The problem is that once again people are confusing tax incidence with tax collection. The difference is simple: If you make a gasoline company pay $1 for every gallon of gas they sell, the tax collection is a burden of $1 per gallon of gas on the gasoline company. But the tax incidence is very different since the gas company will raise their prices by some amount. So if they raise their prices by 90 cents, the tax incidence is 90 cents on consumers and 10 cents on producers. However, most people will stop at who wrote the check to the IRS. This is a basic mistake that people make all the time and teaching people about tax incidence is a job that every economist takes on when they talk about taxes.

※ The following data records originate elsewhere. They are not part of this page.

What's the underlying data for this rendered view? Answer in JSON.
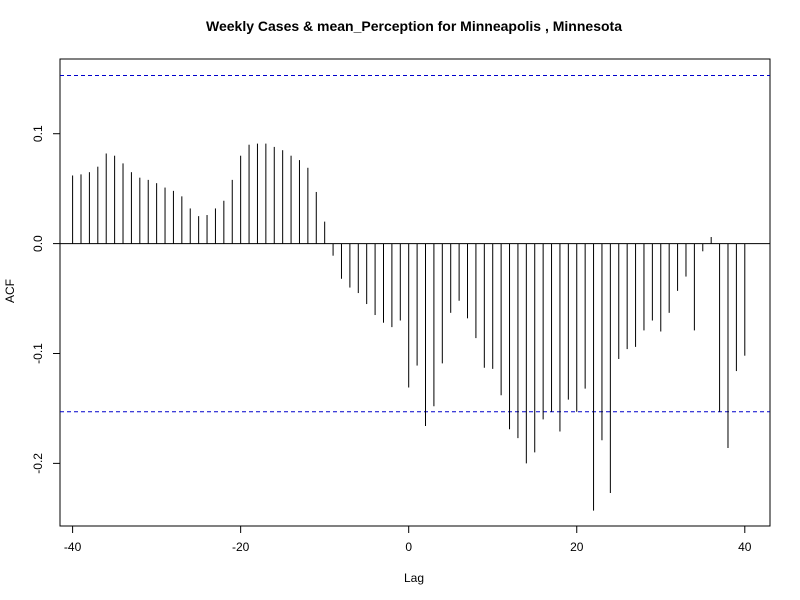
{
  "chart_data": {
    "type": "bar",
    "title": "Weekly Cases & mean_Perception for Minneapolis , Minnesota",
    "xlabel": "Lag",
    "ylabel": "ACF",
    "xlim": [
      -41.5,
      43.0
    ],
    "ylim": [
      -0.257,
      0.168
    ],
    "x_ticks": [
      -40,
      -20,
      0,
      20,
      40
    ],
    "x_tick_labels": [
      "-40",
      "-20",
      "0",
      "20",
      "40"
    ],
    "y_ticks": [
      -0.2,
      -0.1,
      0.0,
      0.1
    ],
    "y_tick_labels": [
      "-0.2",
      "-0.1",
      "0.0",
      "0.1"
    ],
    "confidence_bound": 0.153,
    "lags": [
      -40,
      -39,
      -38,
      -37,
      -36,
      -35,
      -34,
      -33,
      -32,
      -31,
      -30,
      -29,
      -28,
      -27,
      -26,
      -25,
      -24,
      -23,
      -22,
      -21,
      -20,
      -19,
      -18,
      -17,
      -16,
      -15,
      -14,
      -13,
      -12,
      -11,
      -10,
      -9,
      -8,
      -7,
      -6,
      -5,
      -4,
      -3,
      -2,
      -1,
      0,
      1,
      2,
      3,
      4,
      5,
      6,
      7,
      8,
      9,
      10,
      11,
      12,
      13,
      14,
      15,
      16,
      17,
      18,
      19,
      20,
      21,
      22,
      23,
      24,
      25,
      26,
      27,
      28,
      29,
      30,
      31,
      32,
      33,
      34,
      35,
      36,
      37,
      38,
      39,
      40
    ],
    "values": [
      0.062,
      0.063,
      0.065,
      0.07,
      0.082,
      0.08,
      0.073,
      0.065,
      0.06,
      0.058,
      0.055,
      0.051,
      0.048,
      0.043,
      0.032,
      0.025,
      0.026,
      0.032,
      0.039,
      0.058,
      0.08,
      0.09,
      0.091,
      0.091,
      0.088,
      0.085,
      0.08,
      0.076,
      0.069,
      0.047,
      0.02,
      -0.011,
      -0.032,
      -0.04,
      -0.045,
      -0.055,
      -0.065,
      -0.072,
      -0.076,
      -0.07,
      -0.131,
      -0.111,
      -0.166,
      -0.148,
      -0.109,
      -0.063,
      -0.052,
      -0.068,
      -0.086,
      -0.113,
      -0.114,
      -0.138,
      -0.169,
      -0.177,
      -0.2,
      -0.19,
      -0.16,
      -0.153,
      -0.171,
      -0.142,
      -0.153,
      -0.132,
      -0.243,
      -0.179,
      -0.227,
      -0.105,
      -0.096,
      -0.094,
      -0.079,
      -0.07,
      -0.08,
      -0.063,
      -0.043,
      -0.03,
      -0.079,
      -0.007,
      0.006,
      -0.153,
      -0.186,
      -0.116,
      -0.102
    ],
    "colors": {
      "bars": "#000000",
      "ci": "#0000cc",
      "zero": "#000000",
      "frame": "#000000"
    },
    "grid": false
  }
}
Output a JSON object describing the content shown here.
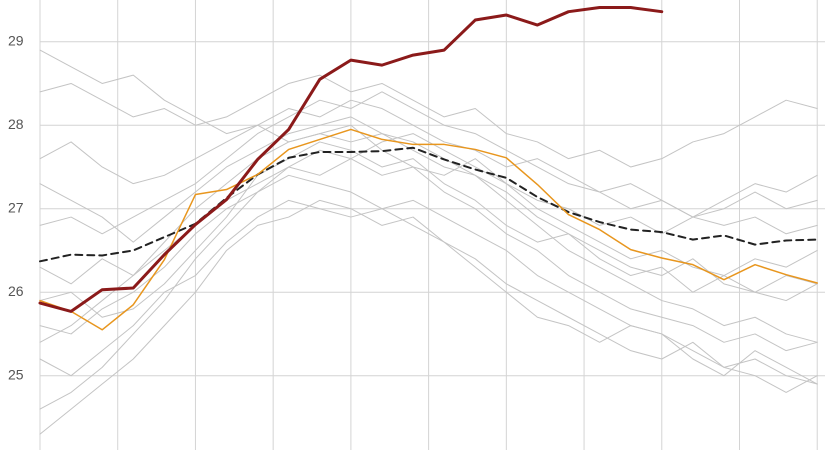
{
  "chart_data": {
    "type": "line",
    "xlim": [
      0,
      101
    ],
    "ylim": [
      24.11,
      29.5
    ],
    "xticks": [
      0,
      10,
      20,
      30,
      40,
      50,
      60,
      70,
      80,
      90,
      100
    ],
    "yticks": [
      25,
      26,
      27,
      28,
      29
    ],
    "grid": true,
    "x": [
      0,
      4,
      8,
      12,
      16,
      20,
      24,
      28,
      32,
      36,
      40,
      44,
      48,
      52,
      56,
      60,
      64,
      68,
      72,
      76,
      80,
      84,
      88,
      92,
      96,
      100
    ],
    "series": [
      {
        "color": "#c4c4c4",
        "width": 1,
        "values": [
          25.4,
          25.6,
          25.9,
          26.2,
          26.6,
          27.0,
          27.3,
          27.6,
          27.8,
          27.9,
          27.8,
          27.9,
          27.7,
          27.5,
          27.4,
          27.1,
          26.8,
          26.5,
          26.3,
          26.1,
          25.9,
          25.8,
          25.6,
          25.7,
          25.5,
          25.4
        ]
      },
      {
        "color": "#c4c4c4",
        "width": 1,
        "values": [
          26.8,
          26.9,
          26.7,
          26.9,
          27.1,
          27.3,
          27.6,
          27.9,
          28.1,
          28.3,
          28.2,
          28.4,
          28.2,
          28.0,
          27.9,
          27.7,
          27.5,
          27.3,
          27.2,
          27.0,
          27.1,
          26.9,
          26.8,
          26.9,
          26.7,
          26.8
        ]
      },
      {
        "color": "#c4c4c4",
        "width": 1,
        "values": [
          24.6,
          24.8,
          25.1,
          25.5,
          25.9,
          26.4,
          26.8,
          27.2,
          27.4,
          27.3,
          27.2,
          27.0,
          27.1,
          26.9,
          26.7,
          26.5,
          26.2,
          26.0,
          25.8,
          25.6,
          25.5,
          25.3,
          25.1,
          25.2,
          25.0,
          24.9
        ]
      },
      {
        "color": "#c4c4c4",
        "width": 1,
        "values": [
          28.4,
          28.5,
          28.3,
          28.1,
          28.2,
          28.0,
          28.1,
          28.3,
          28.5,
          28.6,
          28.4,
          28.5,
          28.3,
          28.1,
          28.2,
          27.9,
          27.8,
          27.6,
          27.7,
          27.5,
          27.6,
          27.8,
          27.9,
          28.1,
          28.3,
          28.2
        ]
      },
      {
        "color": "#c4c4c4",
        "width": 1,
        "values": [
          25.9,
          26.0,
          25.7,
          25.8,
          26.1,
          26.5,
          26.9,
          27.4,
          27.6,
          27.8,
          27.7,
          27.5,
          27.6,
          27.3,
          27.1,
          26.8,
          26.6,
          26.7,
          26.4,
          26.2,
          26.3,
          26.0,
          26.2,
          26.4,
          26.3,
          26.5
        ]
      },
      {
        "color": "#c4c4c4",
        "width": 1,
        "values": [
          27.3,
          27.1,
          26.9,
          26.6,
          26.9,
          27.2,
          27.5,
          27.7,
          27.9,
          28.0,
          28.1,
          27.9,
          27.8,
          27.6,
          27.4,
          27.2,
          26.9,
          26.7,
          26.5,
          26.3,
          26.2,
          26.4,
          26.1,
          26.0,
          26.2,
          26.1
        ]
      },
      {
        "color": "#c4c4c4",
        "width": 1,
        "values": [
          25.2,
          25.0,
          25.3,
          25.6,
          26.0,
          26.2,
          26.6,
          26.9,
          27.1,
          27.0,
          26.9,
          27.0,
          26.8,
          26.6,
          26.4,
          26.1,
          25.9,
          25.7,
          25.5,
          25.3,
          25.2,
          25.4,
          25.1,
          25.0,
          24.8,
          25.0
        ]
      },
      {
        "color": "#c4c4c4",
        "width": 1,
        "values": [
          28.9,
          28.7,
          28.5,
          28.6,
          28.3,
          28.1,
          27.9,
          28.0,
          27.8,
          27.9,
          28.0,
          27.7,
          27.5,
          27.4,
          27.6,
          27.3,
          27.1,
          27.0,
          26.8,
          26.9,
          26.7,
          26.9,
          27.1,
          27.3,
          27.2,
          27.4
        ]
      },
      {
        "color": "#c4c4c4",
        "width": 1,
        "values": [
          26.3,
          26.1,
          26.4,
          26.2,
          26.5,
          26.8,
          27.1,
          27.3,
          27.5,
          27.4,
          27.6,
          27.8,
          27.9,
          27.7,
          27.5,
          27.3,
          27.0,
          26.8,
          26.6,
          26.4,
          26.5,
          26.3,
          26.2,
          26.0,
          25.9,
          26.1
        ]
      },
      {
        "color": "#c4c4c4",
        "width": 1,
        "values": [
          24.3,
          24.6,
          24.9,
          25.2,
          25.6,
          26.0,
          26.5,
          26.8,
          26.9,
          27.1,
          27.0,
          26.8,
          26.9,
          26.6,
          26.3,
          26.0,
          25.7,
          25.6,
          25.4,
          25.6,
          25.5,
          25.2,
          25.0,
          25.3,
          25.1,
          24.9
        ]
      },
      {
        "color": "#c4c4c4",
        "width": 1,
        "values": [
          27.6,
          27.8,
          27.5,
          27.3,
          27.4,
          27.6,
          27.8,
          28.0,
          28.2,
          28.1,
          28.3,
          28.2,
          28.0,
          27.8,
          27.7,
          27.5,
          27.6,
          27.4,
          27.2,
          27.3,
          27.1,
          26.9,
          27.0,
          27.2,
          27.0,
          27.1
        ]
      },
      {
        "color": "#c4c4c4",
        "width": 1,
        "values": [
          25.6,
          25.5,
          25.8,
          26.0,
          26.3,
          26.7,
          27.0,
          27.2,
          27.5,
          27.7,
          27.6,
          27.4,
          27.5,
          27.2,
          27.0,
          26.7,
          26.5,
          26.2,
          26.0,
          25.8,
          25.7,
          25.6,
          25.4,
          25.5,
          25.3,
          25.4
        ]
      },
      {
        "color": "#222222",
        "width": 2,
        "style": "dashed",
        "values": [
          26.37,
          26.45,
          26.44,
          26.5,
          26.66,
          26.82,
          27.13,
          27.41,
          27.61,
          27.68,
          27.68,
          27.69,
          27.73,
          27.59,
          27.47,
          27.37,
          27.14,
          26.96,
          26.84,
          26.75,
          26.72,
          26.63,
          26.68,
          26.57,
          26.62,
          26.63
        ]
      },
      {
        "color": "#e8961e",
        "width": 1.5,
        "values": [
          25.9,
          25.77,
          25.55,
          25.85,
          26.39,
          27.17,
          27.23,
          27.41,
          27.71,
          27.83,
          27.95,
          27.83,
          27.77,
          27.77,
          27.71,
          27.61,
          27.29,
          26.93,
          26.75,
          26.51,
          26.41,
          26.33,
          26.15,
          26.33,
          26.21,
          26.11
        ]
      },
      {
        "color": "#8b1a1a",
        "width": 3,
        "values": [
          25.87,
          25.77,
          26.03,
          26.05,
          26.45,
          26.81,
          27.11,
          27.59,
          27.95,
          28.55,
          28.78,
          28.72,
          28.84,
          28.9,
          29.26,
          29.32,
          29.2,
          29.36,
          29.41,
          29.41,
          29.36,
          null,
          null,
          null,
          null,
          null
        ]
      }
    ]
  }
}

But what’s the mistake here? Isn’t it true that the burden of the corporate tax is born by both shareholders, vendors and consumers? Well of course, but we need to choose what we’re talking about and stick to it. If we talk about the incidence of the tax, we need to remember that the income tax paid by Buffett’s secretary creates a burden for both her and her employer. It’s quite obvious that Buffett and Obama are not talking about the burden of taxation. Otherwise, Mr Buffett could not get his numbers by glancing at his tax return and his secretary’s tax return. He has to perform a complicated analysis which is unlikely to be completed in his life time. So they must be talking about tax collection at which point it doesn’t make sense to talk about the burden of the corporate tax on consumers, employees and vendors.
“But wait!” I hear you say. “Mr Buffett doesn’t actually write a check to the IRS for Berkshire Hathaway’s taxes. So obviously Greg Mankiw is looking at tax incidence (and doing a poor job at that) which means we can ignore him and return to Buffett’s numbers.” No. You can’t. Taxes are applied against people, not things. When you pay your property tax, you pay the tax. Not your house. So you have to attribute the corporate tax collection to somebody. That person should be the shareholders.
Imagine that you are self-employed. Every year, you earn $100,000, pay 35% in taxes and have $65,000 left in your pocket. Now you form a corporation. $100,000 goes into the corporation. There is a corporate tax rate of 25%, so that leaves $75,000 which you pay to yourself as a dividend which are taxed at 15% which leaves you roughly $65,000. So sure, you could say that your tax rate was 15%, but that would be nonsensical. Nothing of significance has changed. What about if you get a partner and the corporation earns $200,000 paying $65,000 to each of you? Well, what changed? Nothing.
The bottom line is that if you want to look at the effects of tax policy by looking at tax collection, Buffett pays a share of Berkshire Hathaway’s tax bill and his original numbers are wrong in the way Mankiw said. If you want to look at tax incidence, the picture is very messy and Buffett’s numbers are definitely wrong.